Dafür kam die promovierte Physikerin Merkel offenbar nicht infrage, am Schliemann unterrichtet sie einen Grundkurs Geschichte der Jahrgangsstufe 12. Thema: der Mauerbau. Am 13. August 1961, exakt vor 52 Jahren, begann die DDR mit der Errichtung von Sperranlagen rings um West-Berlin. Merkel war damals neun Jahre alt. Der Mauerbau sei "das erste politische Ereignis" gewesen, "das sich mir richtig eingeprägt hat", sagte Merkel einmal in einem Interview mit dem Journalisten Hugo Müller-Vogg, das 2005 als Buch erschien. "Ich weiß noch genau, dass wir aus dem Urlaub im Westen zurückkamen. Wir waren mit der Oma mütterlicherseits in Bayern unterwegs gewesen. Sie lebte in Hamburg und hatte den Wunsch, einmal mit einem VW Käfer durch Bayern zu fahren. Das war ihr Traum."
Die Kastners lebten damals im brandenburgischen Templin. "Mein Vater hatte an dem Sonntag Gottesdienst, und es war eine furchtbare Stimmung in der Kirche. Ich werde das nie vergessen. Die Leute haben geweint, auch meine Mutter hat geweint. Alle waren fassungslos."

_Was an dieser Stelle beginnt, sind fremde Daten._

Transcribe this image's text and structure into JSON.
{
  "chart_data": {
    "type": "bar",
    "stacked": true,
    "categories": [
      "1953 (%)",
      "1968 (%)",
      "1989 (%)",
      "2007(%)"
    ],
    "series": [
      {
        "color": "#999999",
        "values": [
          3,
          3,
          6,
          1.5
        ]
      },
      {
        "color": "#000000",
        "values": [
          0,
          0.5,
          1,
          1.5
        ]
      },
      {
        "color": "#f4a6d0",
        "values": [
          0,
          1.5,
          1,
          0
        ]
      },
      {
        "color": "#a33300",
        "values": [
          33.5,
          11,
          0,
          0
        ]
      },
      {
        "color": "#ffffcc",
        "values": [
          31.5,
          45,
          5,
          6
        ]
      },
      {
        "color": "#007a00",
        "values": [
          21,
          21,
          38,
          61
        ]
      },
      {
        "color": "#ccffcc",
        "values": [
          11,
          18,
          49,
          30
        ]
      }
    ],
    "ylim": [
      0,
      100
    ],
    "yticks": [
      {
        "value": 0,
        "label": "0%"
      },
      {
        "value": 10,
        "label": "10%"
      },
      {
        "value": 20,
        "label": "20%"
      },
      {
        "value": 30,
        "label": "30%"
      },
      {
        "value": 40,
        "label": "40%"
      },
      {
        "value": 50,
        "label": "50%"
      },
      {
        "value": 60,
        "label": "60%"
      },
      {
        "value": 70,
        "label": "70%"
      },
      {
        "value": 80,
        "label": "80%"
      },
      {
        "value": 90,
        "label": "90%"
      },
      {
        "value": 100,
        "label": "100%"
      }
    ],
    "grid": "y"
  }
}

"Die meisten hier sind eher links"
Vielleicht hat Merkel dies auch den 26 Schülerinnen und Schülern des Geschichtskurses erzählt - Journalisten waren bei der Vertretungsstunde nicht zugelassen, nur zwei Kolleginnen vom "Spiesser". Öffentlichkeitswirksam war der Auftritt auch so: Selbst die "New York Times" und der arabische Sender Al-Dschasira haben Vertreter geschickt. Immerhin ist es Merkels erster öffentlicher Termin nach ihrem Urlaub - die Vermutung liegt nahe, dass hier jemand Wahlkampf macht. Alles Zufall, sagt das Bundespresseamt. Die Vertretungsstunde mit Merkel sei eine alte Forderung der Leser gewesen, sagen die "Spiesser"-Leute.

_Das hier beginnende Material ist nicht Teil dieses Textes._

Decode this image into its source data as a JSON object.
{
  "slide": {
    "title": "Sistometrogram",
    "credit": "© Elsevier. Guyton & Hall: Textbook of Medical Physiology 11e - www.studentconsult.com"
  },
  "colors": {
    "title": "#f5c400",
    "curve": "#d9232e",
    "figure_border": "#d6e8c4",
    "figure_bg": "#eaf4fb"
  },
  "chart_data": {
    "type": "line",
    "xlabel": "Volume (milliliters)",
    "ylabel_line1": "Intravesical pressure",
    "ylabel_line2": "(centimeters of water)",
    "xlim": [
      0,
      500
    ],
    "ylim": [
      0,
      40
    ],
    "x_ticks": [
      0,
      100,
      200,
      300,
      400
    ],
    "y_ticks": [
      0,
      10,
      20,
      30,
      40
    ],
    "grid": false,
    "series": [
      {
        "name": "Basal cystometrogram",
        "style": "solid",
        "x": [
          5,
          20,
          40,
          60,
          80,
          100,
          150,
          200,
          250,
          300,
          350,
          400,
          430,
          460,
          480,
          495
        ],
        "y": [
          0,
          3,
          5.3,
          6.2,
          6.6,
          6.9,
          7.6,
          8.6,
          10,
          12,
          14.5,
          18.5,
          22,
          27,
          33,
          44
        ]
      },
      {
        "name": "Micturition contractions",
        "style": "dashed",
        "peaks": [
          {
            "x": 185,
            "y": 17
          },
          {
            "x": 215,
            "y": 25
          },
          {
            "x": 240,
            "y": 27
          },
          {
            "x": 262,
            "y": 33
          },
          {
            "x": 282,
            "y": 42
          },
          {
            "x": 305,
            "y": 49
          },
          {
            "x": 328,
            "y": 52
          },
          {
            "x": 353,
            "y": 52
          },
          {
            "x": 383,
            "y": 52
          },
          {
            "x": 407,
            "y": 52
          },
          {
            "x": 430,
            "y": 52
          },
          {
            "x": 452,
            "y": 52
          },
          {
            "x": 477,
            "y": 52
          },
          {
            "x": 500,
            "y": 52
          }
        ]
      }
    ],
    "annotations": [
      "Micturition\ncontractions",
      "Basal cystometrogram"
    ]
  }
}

Die Wahl der Schule sieht jedenfalls nicht nach Wahlkampf aus. "Die meisten Schüler hier sind eher links", sagt ein 17-Jähriger. Wie zur Bestätigung hängen vor der Schule Plakate der Linkspartei und des grünen Direktkandidaten Andreas Otto, der sich Hoffnung machen darf, hier ein Direktmandat zu erobern. An dieser Schule hätte er vermutlich exzellente Chancen: Ein Mädchen verteilt Aufkleber mit Sonnenblumen darauf. "Wir sind gegen Merkel", sagt die 17-Jährige, die Chefredakteurin der Schülerzeitung ist. "Außerdem wollen wir mehr grüne Inhalte", ergänzt ihre 16 Jahre alte Freundin. An der Bundeskanzlerin stört die beiden die Asylpolitik der Bundesregierung, die Bildungspolitik und der ihrer Meinung nach zu langsame Ausstieg aus der Atomenergie.
"Besser als Unterricht"
Mehrere Schüler kleben sich eine Sonnenblume ans Revers, andere tragen Buttons mit dem Symbol der Anti-Atom-Bewegung. Auf die Frage, ob sie diesen Anstecker extra für die Bundeskanzlerin angelegt hat, lacht eine Schülerin: "Ja, natürlich!"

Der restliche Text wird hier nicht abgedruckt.